Estes’ story led to an editorial that has now also been appended with a correction. That correction includes a wrinkle that doesn’t appear in the one attached to Estes’ article: “The original editorial also incorrectly stated where Dennis Lytton, an MBTA safety official, was when reached by reporters. He was in Boston.” Estes’ original story said, “When contacted by the Globe recently, Lytton, who makes $175,000 a year, said he was home in Los Angeles at the time.” That sentence was deleted from the revised version.
Reporters make mistakes. We’ve all had corrections appended to our work. But to level such a serious accusation against three MBTA managers by name and then have to retract it is unusual.
As for Flood’s comment that the Globe doesn’t comment on personnel matters, I would note that there have been a number of prominent situations in the past when people have been fired, pushed into leaving or suspended, and the paper has gone into considerable detail in telling its audience what happened. We all know who they are, and I’m not going to drag their names into this.

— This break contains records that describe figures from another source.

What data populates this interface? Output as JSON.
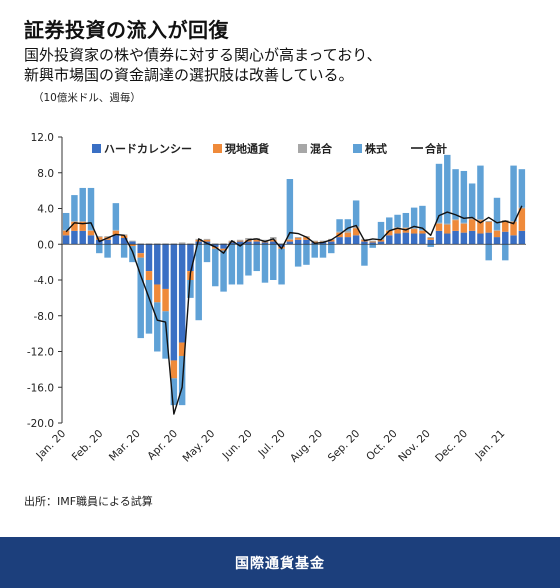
{
  "header": {
    "title": "証券投資の流入が回復",
    "subtitle_line1": "国外投資家の株や債券に対する関心が高まっており、",
    "subtitle_line2": "新興市場国の資金調達の選択肢は改善している。",
    "unit": "（10億米ドル、週毎）"
  },
  "source": "出所：IMF職員による試算",
  "footer": {
    "org": "国際通貨基金"
  },
  "colors": {
    "hard": "#3a6fc4",
    "local": "#ef8a3a",
    "mixed": "#a7a7a7",
    "equity": "#5fa1d6",
    "total": "#111111",
    "footer_bg": "#1c3f7c"
  },
  "chart_data": {
    "type": "bar",
    "stacked": true,
    "ylim": [
      -20,
      12
    ],
    "yticks": [
      12.0,
      8.0,
      4.0,
      0.0,
      -4.0,
      -8.0,
      -12.0,
      -16.0,
      -20.0
    ],
    "ytick_labels": [
      "12.0",
      "8.0",
      "4.0",
      "0.0",
      "-4.0",
      "-8.0",
      "-12.0",
      "-16.0",
      "-20.0"
    ],
    "xtick_labels": [
      "Jan. 20",
      "Feb. 20",
      "Mar. 20",
      "Apr. 20",
      "May. 20",
      "Jun. 20",
      "Jul. 20",
      "Aug. 20",
      "Sep. 20",
      "Oct. 20",
      "Nov. 20",
      "Dec. 20",
      "Jan. 21"
    ],
    "xtick_weeks": [
      0,
      4.5,
      9,
      13.5,
      18,
      22.5,
      26.5,
      31,
      35.5,
      40,
      44,
      48.5,
      53
    ],
    "legend": [
      {
        "key": "hard",
        "label": "ハードカレンシー",
        "kind": "box"
      },
      {
        "key": "local",
        "label": "現地通貨",
        "kind": "box"
      },
      {
        "key": "mixed",
        "label": "混合",
        "kind": "box"
      },
      {
        "key": "equity",
        "label": "株式",
        "kind": "box"
      },
      {
        "key": "total",
        "label": "合計",
        "kind": "line"
      }
    ],
    "legend_position": "top",
    "grid": false,
    "series": [
      {
        "key": "hard",
        "name": "ハードカレンシー",
        "values": [
          1.0,
          1.5,
          1.5,
          1.0,
          0.5,
          0.5,
          1.0,
          0.7,
          0.3,
          -1.0,
          -3.0,
          -4.5,
          -5.0,
          -13.0,
          -11.0,
          -3.0,
          0.3,
          0.3,
          -0.3,
          -0.5,
          0.2,
          0.3,
          0.3,
          0.3,
          0.2,
          0.3,
          -0.3,
          0.3,
          0.5,
          0.5,
          0.2,
          0.2,
          0.3,
          0.8,
          0.8,
          1.0,
          0.3,
          0.2,
          0.3,
          1.0,
          1.2,
          1.3,
          1.2,
          1.2,
          0.5,
          1.5,
          1.2,
          1.5,
          1.3,
          1.5,
          1.2,
          1.3,
          0.8,
          1.4,
          1.0,
          1.5
        ]
      },
      {
        "key": "local",
        "name": "現地通貨",
        "values": [
          0.5,
          1.0,
          1.0,
          0.5,
          0.3,
          0.3,
          0.5,
          0.3,
          -0.2,
          -0.5,
          -1.0,
          -2.0,
          -2.5,
          -2.0,
          -1.5,
          -1.0,
          0.2,
          0.2,
          -0.2,
          -0.2,
          0.1,
          0.1,
          0.2,
          0.2,
          0.1,
          0.2,
          -0.2,
          0.2,
          0.2,
          0.3,
          0.1,
          0.1,
          0.2,
          0.5,
          0.5,
          0.8,
          0.2,
          0.1,
          0.2,
          0.5,
          0.6,
          0.5,
          0.5,
          0.3,
          0.2,
          0.8,
          1.0,
          1.2,
          1.0,
          1.3,
          1.5,
          1.2,
          0.7,
          1.2,
          1.5,
          2.5
        ]
      },
      {
        "key": "mixed",
        "name": "混合",
        "values": [
          0.1,
          0.1,
          0.1,
          0.1,
          0.1,
          0.1,
          0.1,
          0.1,
          0.1,
          0.1,
          0.1,
          0.1,
          0.1,
          0.1,
          0.2,
          0.1,
          0.1,
          0.1,
          0.1,
          0.1,
          0.1,
          0.1,
          0.2,
          0.2,
          0.2,
          0.3,
          0.1,
          0.1,
          0.1,
          0.1,
          0.1,
          0.1,
          0.1,
          0.1,
          0.2,
          0.2,
          0.1,
          0.1,
          0.1,
          0.1,
          0.1,
          0.1,
          0.1,
          0.1,
          0.1,
          0.1,
          0.1,
          0.1,
          0.1,
          0.1,
          0.1,
          0.1,
          0.1,
          0.1,
          0.1,
          0.1
        ]
      },
      {
        "key": "equity",
        "name": "株式",
        "values": [
          1.9,
          2.9,
          3.7,
          4.7,
          -1.0,
          -1.5,
          3.0,
          -1.5,
          -1.8,
          -9.0,
          -6.0,
          -5.5,
          -5.3,
          -3.0,
          -5.5,
          -2.0,
          -8.5,
          -2.0,
          -4.2,
          -4.6,
          -4.5,
          -4.5,
          -3.5,
          -3.0,
          -4.3,
          -4.0,
          -4.0,
          6.7,
          -2.5,
          -2.3,
          -1.5,
          -1.5,
          -1.0,
          1.4,
          1.3,
          2.9,
          -2.4,
          -0.4,
          1.9,
          1.4,
          1.4,
          1.6,
          2.3,
          2.7,
          -0.3,
          6.6,
          7.7,
          5.6,
          5.8,
          3.9,
          6.0,
          -1.8,
          3.6,
          -1.8,
          6.2,
          4.3
        ]
      },
      {
        "key": "total",
        "name": "合計",
        "kind": "line",
        "values": [
          1.4,
          2.4,
          2.3,
          2.4,
          0.3,
          0.7,
          1.1,
          1.0,
          -0.8,
          -3.5,
          -6.0,
          -8.5,
          -8.7,
          -19.0,
          -16.0,
          -3.2,
          0.6,
          0.1,
          -0.3,
          -1.0,
          0.4,
          -0.2,
          0.5,
          0.6,
          0.3,
          0.6,
          -0.5,
          1.3,
          1.2,
          0.8,
          0.1,
          0.2,
          0.5,
          1.1,
          1.8,
          2.1,
          0.4,
          0.6,
          0.5,
          1.5,
          1.8,
          1.6,
          2.0,
          1.8,
          1.0,
          3.2,
          3.6,
          3.3,
          2.9,
          3.0,
          2.4,
          3.0,
          2.4,
          2.6,
          2.3,
          4.3
        ]
      }
    ]
  }
}
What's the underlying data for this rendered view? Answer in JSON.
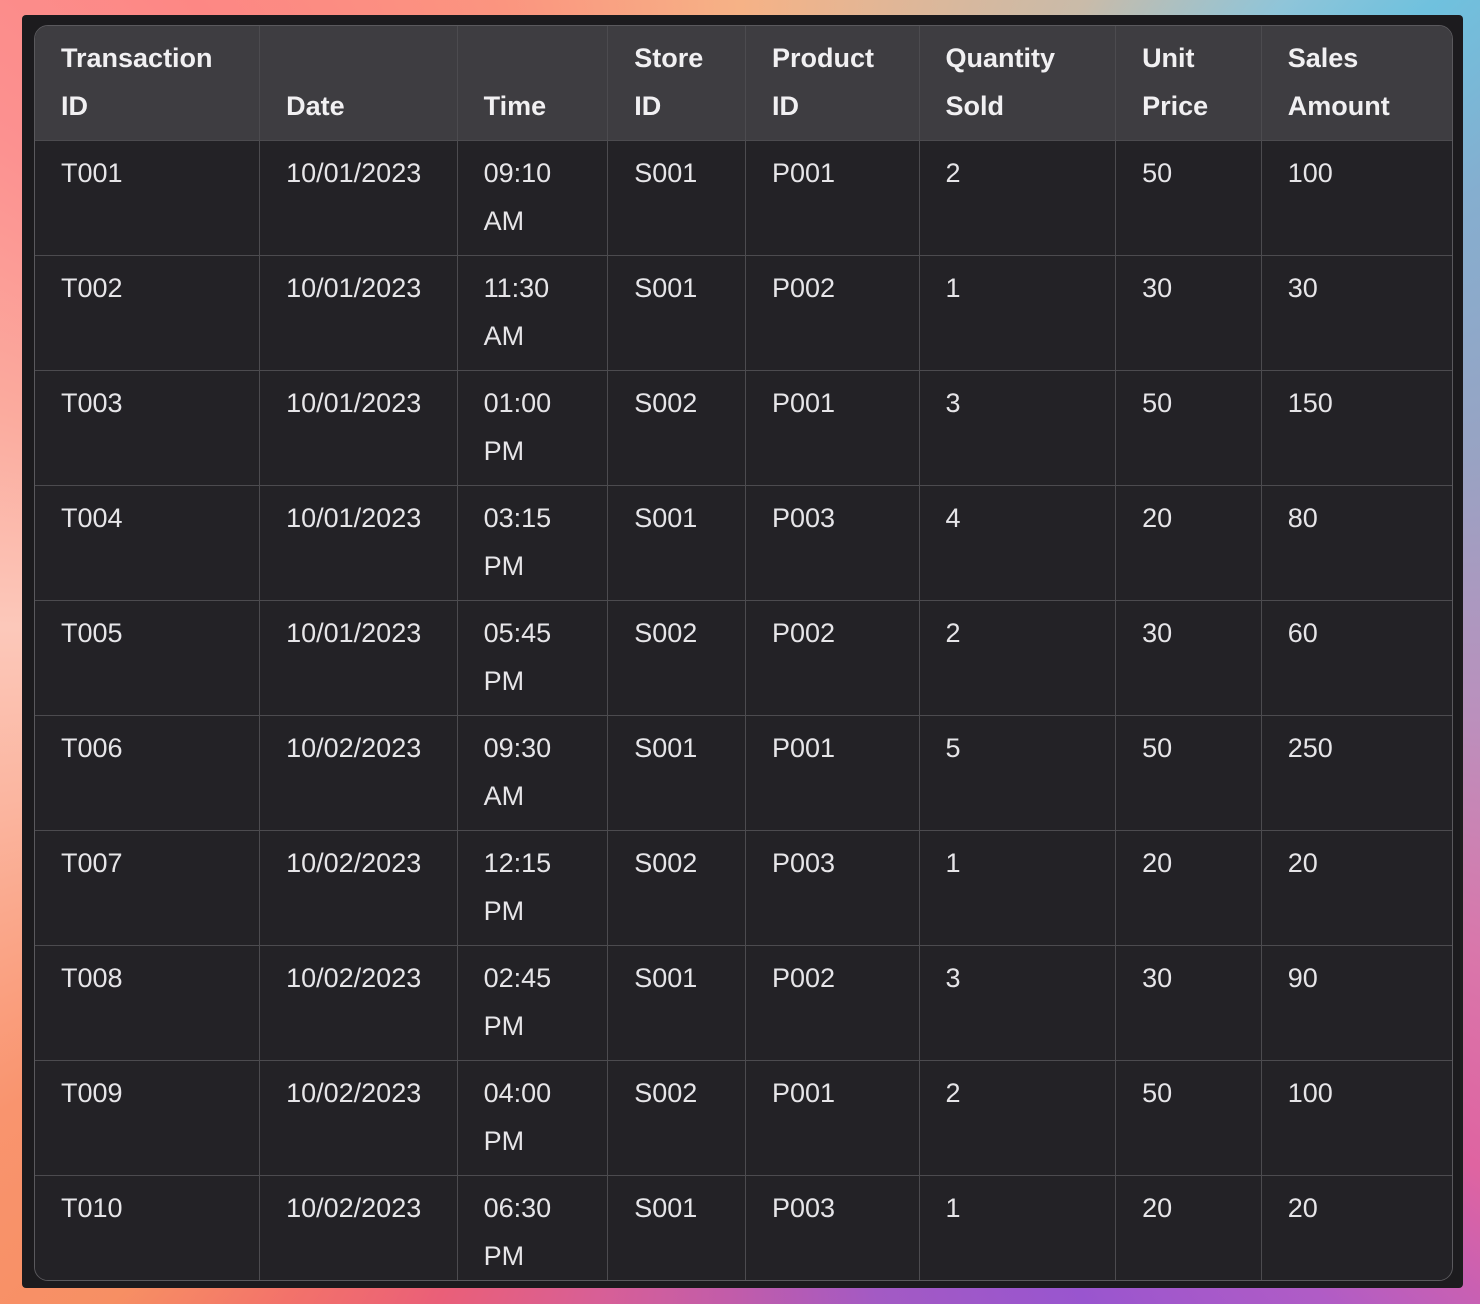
{
  "theme": {
    "colors": {
      "frame-bg": "#1c1b1e",
      "table-outline": "#5a595d",
      "grid-line": "#4c4b4f",
      "header-bg": "#3e3d41",
      "header-text": "#f1f0f2",
      "cell-bg": "#232226",
      "cell-text": "#e6e5e8"
    },
    "border_gradient_colors": [
      "#fd8784",
      "#f6b286",
      "#6fc1de",
      "#98a3c3",
      "#d977ab",
      "#9955cf",
      "#d75f97",
      "#ea5f78",
      "#f78f63",
      "#fcc8ba"
    ]
  },
  "table": {
    "columns": [
      {
        "id": "transaction_id",
        "label": "Transaction ID"
      },
      {
        "id": "date",
        "label": "Date"
      },
      {
        "id": "time",
        "label": "Time"
      },
      {
        "id": "store_id",
        "label": "Store ID"
      },
      {
        "id": "product_id",
        "label": "Product ID"
      },
      {
        "id": "quantity_sold",
        "label": "Quantity Sold"
      },
      {
        "id": "unit_price",
        "label": "Unit Price"
      },
      {
        "id": "sales_amount",
        "label": "Sales Amount"
      }
    ],
    "rows": [
      [
        "T001",
        "10/01/2023",
        "09:10 AM",
        "S001",
        "P001",
        "2",
        "50",
        "100"
      ],
      [
        "T002",
        "10/01/2023",
        "11:30 AM",
        "S001",
        "P002",
        "1",
        "30",
        "30"
      ],
      [
        "T003",
        "10/01/2023",
        "01:00 PM",
        "S002",
        "P001",
        "3",
        "50",
        "150"
      ],
      [
        "T004",
        "10/01/2023",
        "03:15 PM",
        "S001",
        "P003",
        "4",
        "20",
        "80"
      ],
      [
        "T005",
        "10/01/2023",
        "05:45 PM",
        "S002",
        "P002",
        "2",
        "30",
        "60"
      ],
      [
        "T006",
        "10/02/2023",
        "09:30 AM",
        "S001",
        "P001",
        "5",
        "50",
        "250"
      ],
      [
        "T007",
        "10/02/2023",
        "12:15 PM",
        "S002",
        "P003",
        "1",
        "20",
        "20"
      ],
      [
        "T008",
        "10/02/2023",
        "02:45 PM",
        "S001",
        "P002",
        "3",
        "30",
        "90"
      ],
      [
        "T009",
        "10/02/2023",
        "04:00 PM",
        "S002",
        "P001",
        "2",
        "50",
        "100"
      ],
      [
        "T010",
        "10/02/2023",
        "06:30 PM",
        "S001",
        "P003",
        "1",
        "20",
        "20"
      ]
    ]
  }
}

I wrote last week that the Globe should have an ombudsman — an in-house reader advocate paid to look into fiascoes like this and write about them. At one time, many news outlets, including the Globe, had such a person on their staffs, but that’s pretty rare these days.
Even in the absence of an ombudsman, though, the Globe still owes us an explanation of what went wrong, and it should be published in a prominent spot.